Prof. Dr. Sabahattin Zaim konferans salonunda düzenlenen programın açılışına Rektör Prof. Dr. Fethi Ahmet Polat, rektör yardımcısı Prof. Dr. Abdüllatif Tüzer ile akademik ve idari personelimiz katıldı. Üniversite Sosyoloji bölümü öğrencilerinin yanı sıra Uludağ Üniversitesi ve Van Yüzüncü Yıl Üniversitesinden sosyoloji öğrencilerinin konuşmacı olarak katıldığı programın açılış konuşmasını yapan Rektör Prof. Dr. Fethi Ahmet Polat, “Sosyoloji bizim üniversitemizde güçlü bir dal. Bu güç hocalarımızdan ve öğrencilerimizin ilgisinden kaynaklanıyor. İnşallah birincisi yapılan bu etkinlik geleneksel hâle gelir” dedi.

“MUŞ’U BİR OKUL HÂLİNE GETİRMEMİZ LAZIM”

Rektör Prof. Dr. Fethi Ahmet Polat sözlerini şöyle sürdürdü: “Şöyle bir hayalim var Muş için… Üniversite olarak Muş’u bir okul hâline getirmemiz lazım. Okuma gruplarımızın körler sağırlar birbirini ağırlar şeklinde değil de; yani herkesin aynı doğrultuda düşündüğü ya da herkesin okuduğu kitabın esiri olduğu bir okuma grubu şeklinde değil de hakikaten akıl aşındırılan bir okuma grubu faaliyeti şeklinde yapılması… Farklı düşüncelere sahip insanlardan oluşan; zihnen, fikren, siyaseten birbirine muhalif görüşleri olan ama ilmin kıymetini bilen; ilmin ve âlimin hatırını âli tutan bir bakış açısıyla bir araya gelen insanların oluşturduğu okuma grupları... Eğer böylesi okuma grupları oluşturabilirseniz arkadaşlar bu hem bir gelenek hâline gelir hem de gerçekten buradan bir fayda çıkar. Hani bârika-i hakikat müsâdeme-i efkârdan doğar denmiştir; yani fikirlerin çatışmasından hakikat kıvılcımları doğar… Dolayısıyla bunu sağlayan okuma grupları oluşturmamız lazım. Bunun en önemli yollarından biri de bugün burada yapılan faaliyettir.

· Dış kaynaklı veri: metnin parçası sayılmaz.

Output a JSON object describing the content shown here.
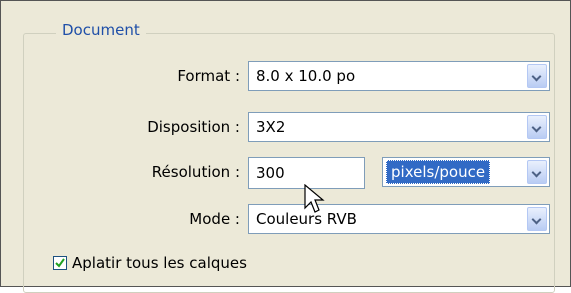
{
  "group": {
    "title": "Document"
  },
  "fields": {
    "format": {
      "label": "Format :",
      "value": "8.0 x 10.0 po"
    },
    "disposition": {
      "label": "Disposition :",
      "value": "3X2"
    },
    "resolution": {
      "label": "Résolution :",
      "value": "300",
      "unit": "pixels/pouce"
    },
    "mode": {
      "label": "Mode :",
      "value": "Couleurs RVB"
    }
  },
  "flatten": {
    "label": "Aplatir tous les calques",
    "checked": true
  },
  "icons": {
    "dropdown": "chevron-down-icon",
    "check": "checkmark-icon",
    "cursor": "arrow-pointer-icon"
  },
  "colors": {
    "panel_bg": "#ece9d8",
    "legend_text": "#1f4fa8",
    "field_border": "#7f9db9",
    "selection_bg": "#316ac5"
  }
}
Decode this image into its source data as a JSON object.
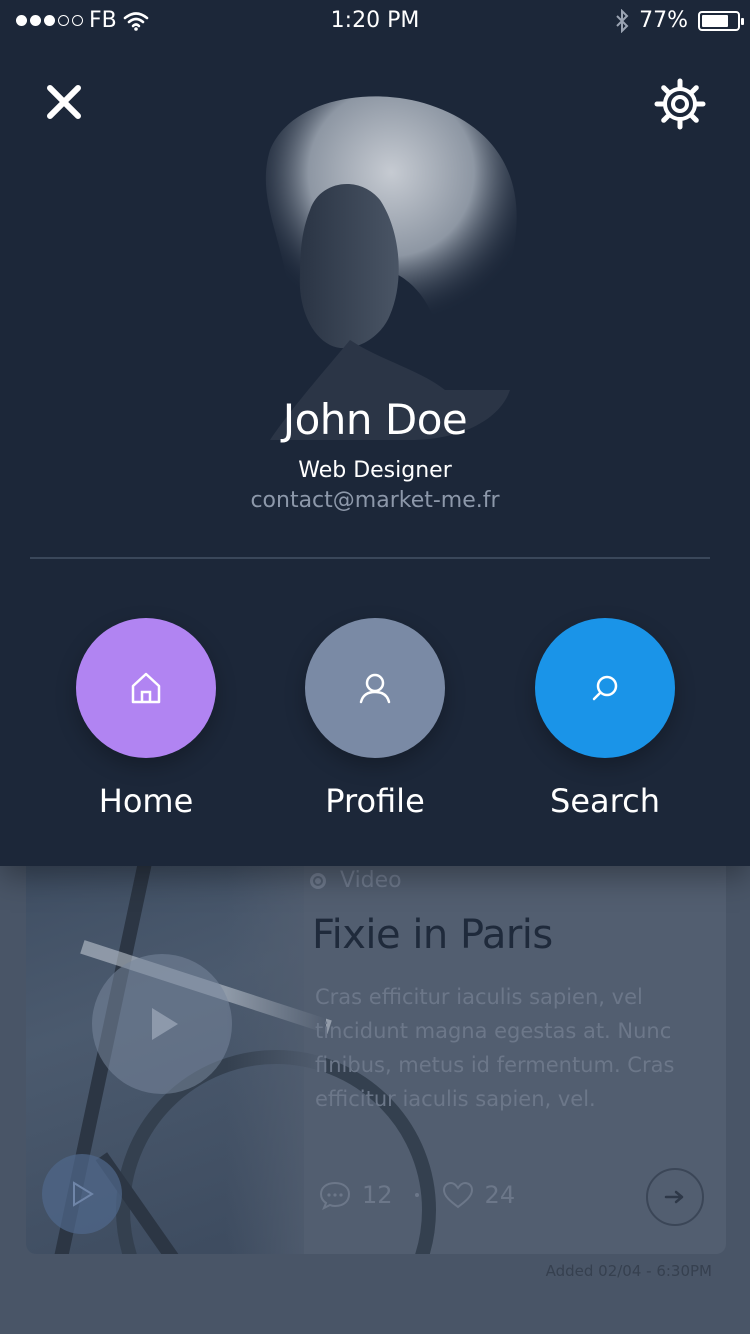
{
  "status_bar": {
    "carrier": "FB",
    "time": "1:20 PM",
    "battery": "77%",
    "battery_level": 0.77
  },
  "drawer": {
    "profile": {
      "name": "John Doe",
      "role": "Web Designer",
      "email": "contact@market-me.fr"
    },
    "nav": [
      {
        "label": "Home",
        "icon": "home-icon",
        "color": "#b184f2"
      },
      {
        "label": "Profile",
        "icon": "user-icon",
        "color": "#7a8aa5"
      },
      {
        "label": "Search",
        "icon": "search-icon",
        "color": "#1a94e8"
      }
    ]
  },
  "card": {
    "type": "Video",
    "title": "Fixie in Paris",
    "text": "Cras efficitur iaculis sapien, vel tincidunt magna egestas at. Nunc finibus, metus id fermentum. Cras efficitur iaculis sapien, vel.",
    "comments": "12",
    "likes": "24",
    "date": "Added 02/04 - 6:30PM"
  },
  "colors": {
    "drawer_bg": "#1c2739",
    "page_bg": "#495567",
    "home": "#b184f2",
    "profile": "#7a8aa5",
    "search": "#1a94e8"
  }
}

Bazen insanlar bu tür etkinlikleri rutin toplantılar olarak görüyor. Bu etkinliklerin hiçbiri rutin değildir. Şurada bulunan, diyelim 200 arkadaşımızın içinde sadece birinde bile sosyolojiyle ilgili akademik ve entelektüel bir ilgi uyanırsa bu bizim için kazançtır ve biz bir toplantımızla Türkiye’ye bir bilim adamı kazandırıyoruz demektir. Düşünün ki her hafta üniversitemizde kaç tane bu tarz etkinlik oluyor. Her hafta bir insanı bile bilim dünyasına kazandırmış olsak bu büyük bir başarıdır” dedi.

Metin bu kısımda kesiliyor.